Seu trabalho foi de historiografia feminista não isenta de uma notável carga lésbica, pois discípulas de Safo são em boa parte integrantes desse círculo, sendo Weiss conhecida também como coautora, junto a Schiller, de Before Stonewall: The Making of a Gay and Lesbian Community, que de livro passou a documentário e rendeu a ela um Prêmio Emmy. Agora realiza o caminho oposto, transformado o filme citado sobre as mulheres da Rive Gauche em livro, e abre um canal literário para esse acervo de documentação que já havia revelado em Paris era Mulher. Retratos da Margem Esquerda do Sena.

Seu texto, rico em revelações e detalhes, incorpora reproduções de passagens tão fascinantes como algumas das cartas de rejeição à publicação das obras ocultas de Gertrude Stein, que os editores insistiam em não entender, ou das fotografias do mágico de Stratford-upon-Avon na livraria Shakespeare and Company, dirigida pela generosa editora de Ulisses e cuja história é reconstruída por Jeremy Mercer em A Livraria Mais Famosa do Mundo; uma livraria que não teria sido possível sem o cheque de 3.000 dólares que a mãe de Sylvia enviou a ela em 1919, também reproduzido aqui.

Gertrude Stein (à direita) com Alice B. Toklas passeando pelos campos franceses.
Gertrude Stein (à direita) com Alice B. Toklas passeando pelos campos franceses.

A esse local na rue de l’Odéon, de citação obrigatória, se somam os domicílios particulares transformados em pontos de cultivo de toda espécie de alianças e projetos: enquanto o casal peculiar formado por Alice B. Toklas e Gertrude Stein organizava aos sábados em seu salão tertúlias abstêmias a base de chá, Natalie Barneu, apelidada de “A Amazona”, gostava de organizar encontros teatrais e bem regados, nos quais não faltavam sanduíches de pepino, em homenagem a seu querido Oscar Wilde. A autora escreve com ótima pontaria: “Sua Académie des femmes foi a resposta à Académie Française, uma instituição venerável e míope que excluía as mulheres”.

Cabe mencionar que essas idas e vindas já foram relatadas como testemunha privilegiada pela jornalista Janet Flanner em suas crônicas parisienses, publicadas pelo The New Yorker durante quatro décadas.
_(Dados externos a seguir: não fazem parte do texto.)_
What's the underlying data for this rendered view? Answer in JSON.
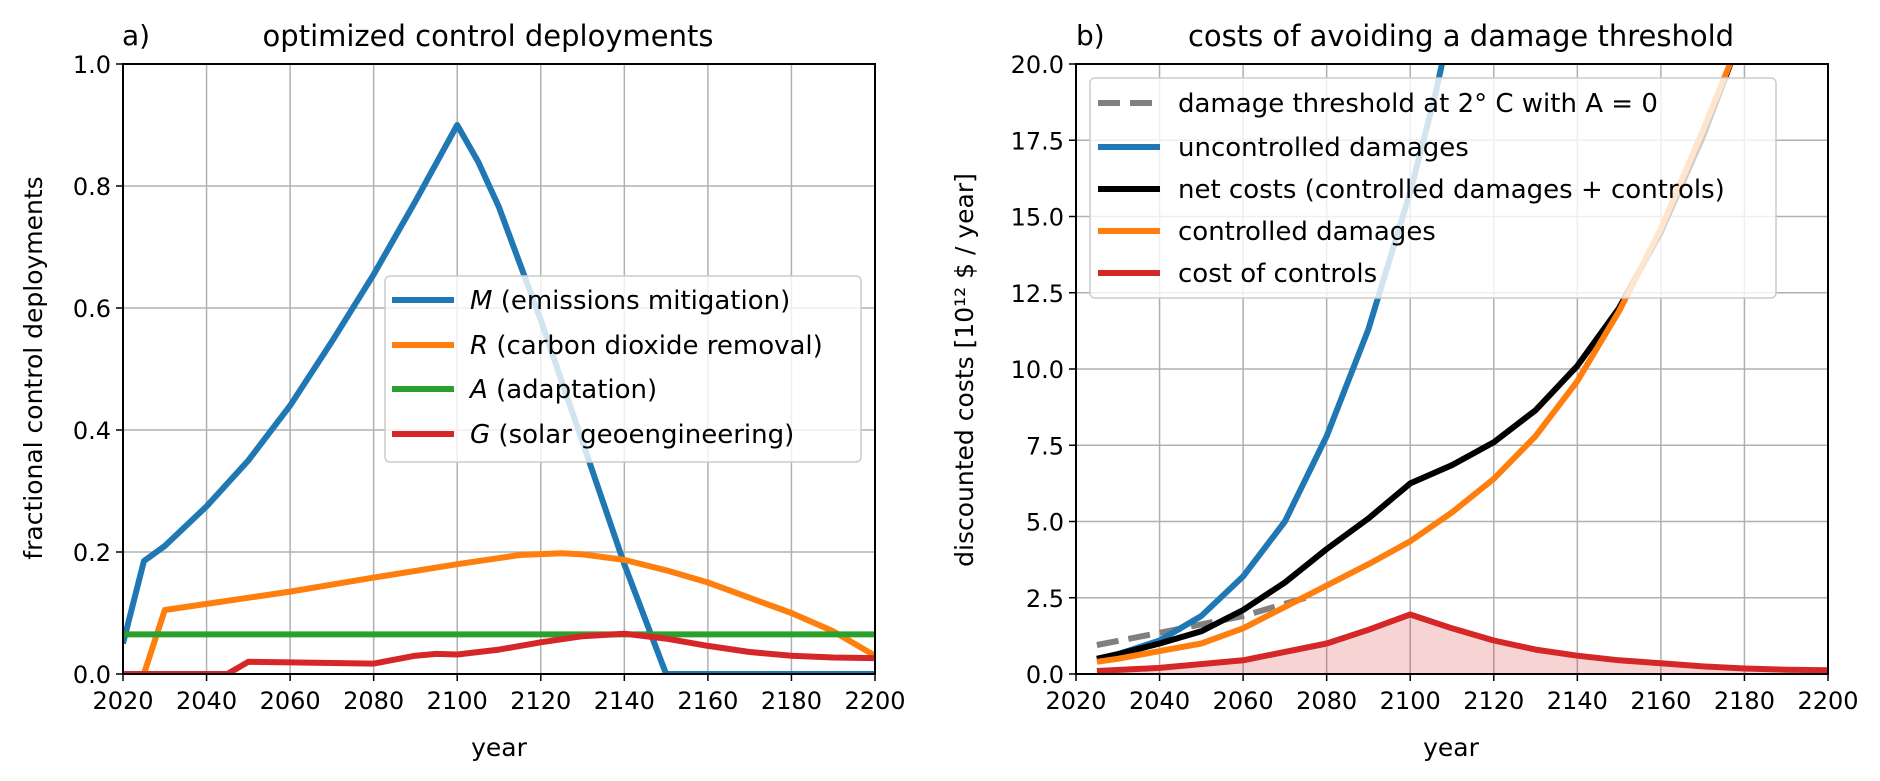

Nelas se adiantou que a Paris daqueles anos não era apenas o reino de Picasso, André Breton e Hemingway, mas também uma fonte imensa de riqueza artística no meio feminino. Lamentavelmente a História atacou sem piedade a efervescência cultural da Ville Lumière, e Nova York se preparou para receber o bastão. Desse caso fala Alan Riding em Paris - A Festa Continuou. Então, alguns e algumas fingiram que os maus tempos continuavam sendo bons para o lírico, como evidencia o carnê de membro do Racing-Club de France que Natalie Barney renovou em 1939, enquanto muitos se entregaram à nostalgia. “Daria tudo que tenho, menos o que Paris me deu, para voltar à cidade tal como era antes, por sentar-me à mesa do bistrô, que apoiava os pés de ferro na serra em que soltavam as cestas de escargot”, escreveu Djuna Barnes em um artigo sofrido escrito durante a ocupação e dedicado aos anos de esplendor, nos quais tanto ela como outras damas muito bem preparadas foram também protagonistas da exceção.